Meski terdengar memiliki prospek yang bagus, Gaudechon ternyata pernah bekerja sebagai Senior Vice President di Sleeper, sebuah platform judi olahraga. Setelah mengetahui fakta tersebut, sebagian penggemar mulai khawatir jika ia bisa mengarahkan studio yang ia pimpin ke jalur yang salah.

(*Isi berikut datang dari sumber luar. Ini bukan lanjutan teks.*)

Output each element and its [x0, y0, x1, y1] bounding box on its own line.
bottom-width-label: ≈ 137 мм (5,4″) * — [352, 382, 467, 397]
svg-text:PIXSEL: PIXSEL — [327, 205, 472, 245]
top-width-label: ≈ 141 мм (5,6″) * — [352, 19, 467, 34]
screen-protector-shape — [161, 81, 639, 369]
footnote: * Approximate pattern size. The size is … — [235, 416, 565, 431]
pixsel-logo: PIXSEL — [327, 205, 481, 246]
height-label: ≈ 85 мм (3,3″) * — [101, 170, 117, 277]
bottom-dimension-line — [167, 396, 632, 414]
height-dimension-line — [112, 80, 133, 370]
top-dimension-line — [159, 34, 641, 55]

Bahkan di platform seperti Reddit, banyak pemain menilai langkah Remedy untuk merekrut CEO dengan rekam jejak seperti itu sebagai tanda bahaya. Menurut Gamer, identitas Remedy ada di game-game yang berani, eksperimental dan punya nilai artistik tinggi. Nah, identitas tersebut dikhawatirkan bisa bergeser di bawah CEO baru yang lebih mengejar keuntungan semata.
Alhasil demi pemasukan yang lebih aman dan stabil, arah pengembangan sebuah game bisa saja didorong ke model live-service, seperti yang sering terjadi di studio lain.
Director Alan Wake II Punya Pendapat Lain

Di sisi lain, Sam Lake selaku Director Alan Wake II menyatakan dukungannya terhadap penunjukan Gaudechon. Melalui akun X/Twitter miliknya, Sam Lake mengatakan bahwa Gaudechon sangat memahami visi studio yang super unik yang mengindikasikan bahwa Remedy sepertinya tidak akan kehilangan jati dirinya.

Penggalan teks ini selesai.